Last week I heard that Nigeria plans to put someone in outer space (yes, outside the atmosphere of the earth) around 2030.
My first reaction was the usual Nigerian cynicism and incredulity. Has Arik air flown successfully from here to Dubai? You’re here talking about the moon. If any of my sci-fi movies have taught me anything, it is that the rope (tether) will surely cut in the middle of a space walk and if you are Nigerian that is how you will float until you reach the edge of the Milky Way. Floating people, floating nation.
The more serious question occurred to me when I realized that in general, the vast land space Nigeria has, we haven’t even explored and fully developed yet. We focus on cities (and not very well to begin with) and we forget our villages and suburbs. Why would everyone want to live in Lagos or Port Harcourt? I want to stay in a quiet place and come into town just for business or tourist type activities that I can participate in with my friends.

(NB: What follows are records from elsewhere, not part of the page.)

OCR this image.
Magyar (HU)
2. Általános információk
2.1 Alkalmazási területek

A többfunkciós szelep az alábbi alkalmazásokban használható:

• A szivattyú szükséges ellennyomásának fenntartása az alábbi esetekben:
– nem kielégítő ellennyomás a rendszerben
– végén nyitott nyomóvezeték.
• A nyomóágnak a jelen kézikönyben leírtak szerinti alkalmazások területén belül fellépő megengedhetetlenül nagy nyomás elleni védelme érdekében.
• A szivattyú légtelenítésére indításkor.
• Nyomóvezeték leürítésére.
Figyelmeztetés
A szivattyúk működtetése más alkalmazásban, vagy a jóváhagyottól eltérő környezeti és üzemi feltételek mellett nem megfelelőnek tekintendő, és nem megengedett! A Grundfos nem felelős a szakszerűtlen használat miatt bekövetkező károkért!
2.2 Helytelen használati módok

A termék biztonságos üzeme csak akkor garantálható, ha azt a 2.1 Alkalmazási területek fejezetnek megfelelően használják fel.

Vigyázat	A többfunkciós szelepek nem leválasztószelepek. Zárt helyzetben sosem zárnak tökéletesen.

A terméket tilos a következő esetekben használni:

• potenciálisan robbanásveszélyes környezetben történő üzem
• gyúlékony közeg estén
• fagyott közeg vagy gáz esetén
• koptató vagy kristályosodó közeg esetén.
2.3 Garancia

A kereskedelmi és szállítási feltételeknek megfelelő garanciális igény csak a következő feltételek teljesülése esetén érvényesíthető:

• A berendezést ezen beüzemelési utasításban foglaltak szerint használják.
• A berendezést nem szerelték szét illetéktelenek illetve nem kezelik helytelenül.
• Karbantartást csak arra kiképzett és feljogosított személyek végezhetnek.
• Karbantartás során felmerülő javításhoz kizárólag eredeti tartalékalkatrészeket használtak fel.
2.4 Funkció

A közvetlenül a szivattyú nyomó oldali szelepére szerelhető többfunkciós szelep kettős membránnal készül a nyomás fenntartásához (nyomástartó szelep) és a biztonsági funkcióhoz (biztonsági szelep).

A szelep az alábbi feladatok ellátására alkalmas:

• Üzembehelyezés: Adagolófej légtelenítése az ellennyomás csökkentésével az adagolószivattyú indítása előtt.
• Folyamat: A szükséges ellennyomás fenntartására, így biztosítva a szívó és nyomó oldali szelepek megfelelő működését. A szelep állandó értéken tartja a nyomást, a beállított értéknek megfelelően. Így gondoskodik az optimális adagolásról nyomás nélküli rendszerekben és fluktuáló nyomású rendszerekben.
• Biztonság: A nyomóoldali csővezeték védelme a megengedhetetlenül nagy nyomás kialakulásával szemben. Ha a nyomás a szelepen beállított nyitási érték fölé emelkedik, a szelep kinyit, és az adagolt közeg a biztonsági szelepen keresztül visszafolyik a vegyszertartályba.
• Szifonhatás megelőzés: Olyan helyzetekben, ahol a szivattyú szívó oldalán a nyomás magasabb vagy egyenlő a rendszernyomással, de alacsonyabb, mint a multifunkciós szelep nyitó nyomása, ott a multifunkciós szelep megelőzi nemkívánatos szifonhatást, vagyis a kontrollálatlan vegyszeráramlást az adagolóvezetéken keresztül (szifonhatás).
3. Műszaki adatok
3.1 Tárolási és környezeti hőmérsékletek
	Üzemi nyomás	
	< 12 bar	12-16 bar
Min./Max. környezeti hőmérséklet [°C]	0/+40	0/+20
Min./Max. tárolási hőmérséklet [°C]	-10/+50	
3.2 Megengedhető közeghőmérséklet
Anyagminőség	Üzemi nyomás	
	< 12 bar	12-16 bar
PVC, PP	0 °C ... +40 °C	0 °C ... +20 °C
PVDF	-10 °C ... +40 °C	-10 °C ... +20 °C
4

Somehow, we act like land is scarce in Nigeria, with plots selling for outrageous prices like we are in the United States of America, or Hong Kong even. A cursory trip around Port Harcourt to look at land available for sale revealed that many plots were available but only accessed by mountainous roads in territories flung together without planning. The prices I was hearing, I just kept a straight face. Why fight for land in just one place? When there are villages 10 km away with much better space? No, really, I want to stay in a village. I just need a good road to come to the city to work. You don’t understand, do you?
There’s a theory I read that the Europeans who came to Africa came with their ideas of crowded cities and resource scarcity and passed that mentality to us along with the concept of the rat race and the clock chase. I would argue with that but it does feel like Africa was a lot more relaxed and spacious living when we were just rural. Now we are cities, all grown up, modern, attention deficit, impatient, hustling and crowded.

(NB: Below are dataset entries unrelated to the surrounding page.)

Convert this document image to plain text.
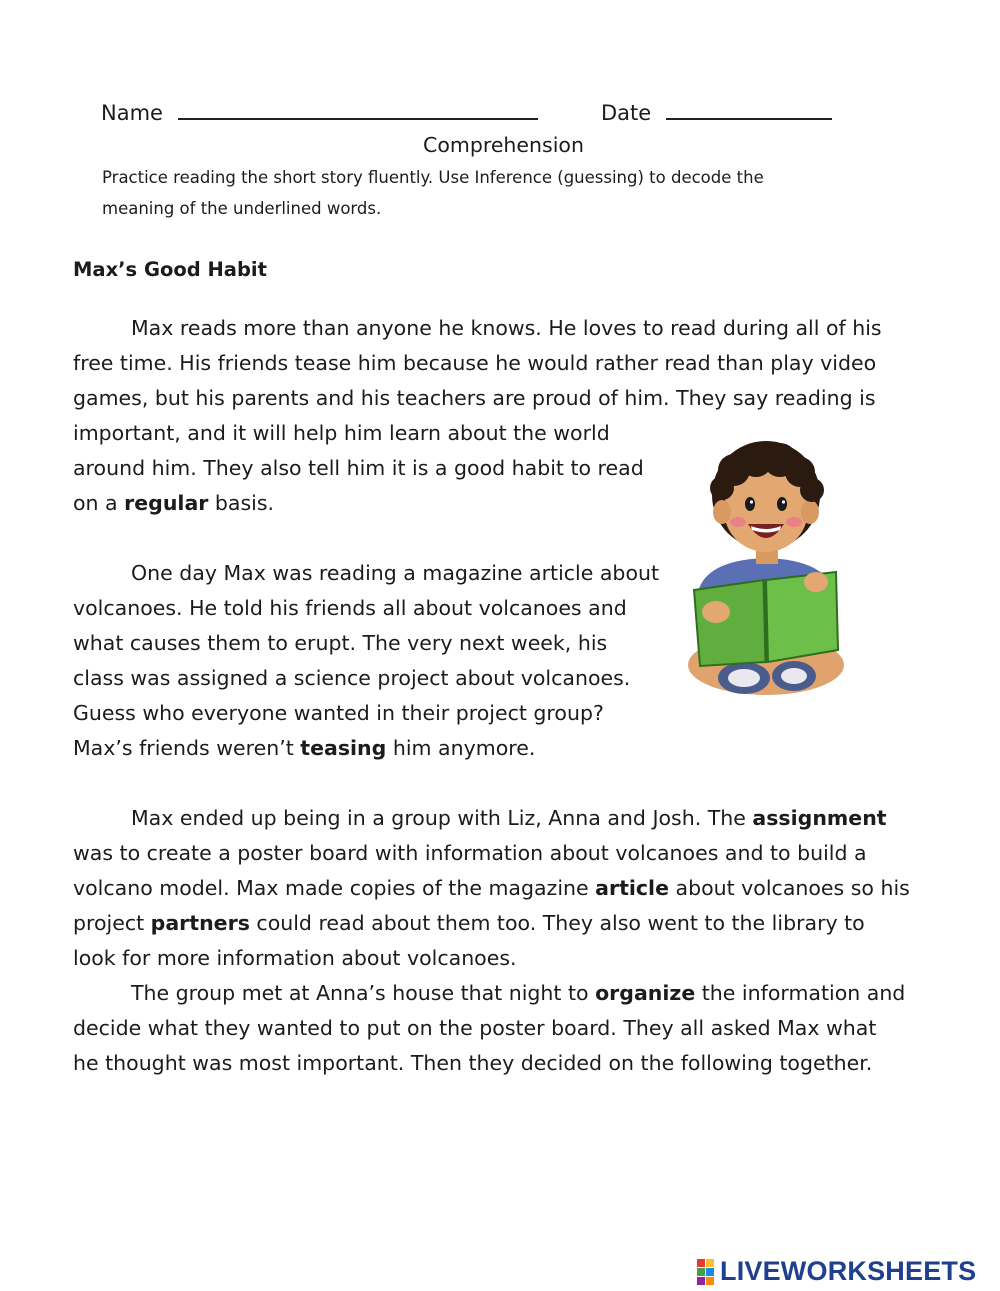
Name	Date
Comprehension
Practice reading the short story fluently. Use Inference (guessing) to decode the
meaning of the underlined words.
Max’s Good Habit
Max reads more than anyone he knows. He loves to read during all of his
free time. His friends tease him because he would rather read than play video
games, but his parents and his teachers are proud of him. They say reading is
important, and it will help him learn about the world
around him. They also tell him it is a good habit to read
on a regular basis.
One day Max was reading a magazine article about
volcanoes. He told his friends all about volcanoes and
what causes them to erupt. The very next week, his
class was assigned a science project about volcanoes.
Guess who everyone wanted in their project group?
Max’s friends weren’t teasing him anymore.
Max ended up being in a group with Liz, Anna and Josh. The assignment
was to create a poster board with information about volcanoes and to build a
volcano model. Max made copies of the magazine article about volcanoes so his
project partners could read about them too. They also went to the library to
look for more information about volcanoes.
The group met at Anna’s house that night to organize the information and
decide what they wanted to put on the poster board. They all asked Max what
he thought was most important. Then they decided on the following together.
LIVEWORKSHEETS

The crowding continues on the bus when you sit down and the bold guy beside you is spreading his legs like the wings of a falcon. Or when you sit on a plane for a one hour flight and the arm rest is not enough for the podgy elbows of your seatmate. Oga, do your elbows need to be on my breasts before you accept that your flight ticket money has been fully utilized? What happened to minding your lane, to staying on the left or right of the road so I can overtake on the other side and be on my way? Why would you just slam your taxi brakes and throw open your doors to discharge and accept passengers without bothering to park? Trafficator? What is that to a road god like you? What do our feelings matter as you swerve madly from one lane to the next, treating U turns like hostage situations, T junctions like Truth or Dare, roundabouts like a game of spin the bottle?
We have personal space too, you know? Even in our thoughts we have personal space. Here I am, feeling this suitor out and trying to decide if he’s trying to make a trophy wife out of me and you come along with your questions about “how far with your wedding plans?” I don’t know you like that. “When are you giving birth to your baby girl? Is it only boys you want to have?” See me see wahala. I don’t need that kind of pressure. God will give me a job, a partner, a child (of whatever sex), a car, a house, a partner for my child, grandchildren, nieces and nephews, all in answer to prayers and without your breathing down my neck accomplishing one less second of waiting ma.
Can I breathe? Can I have some space? How about your life and your lane? How’s it going? Are you fully occupied chasing your dreams? Oh jolly good chase yours and let me chase mine. Unless I let you in, please don’t come in. Knock before you enter even if the door is not locked. It’s just …. polite.
I hope to meet the first Nigerian in space one day. I hope to meet him and congratulate him and ask him how it felt to finally escape the choking fight for space that is living in urban Nigeria.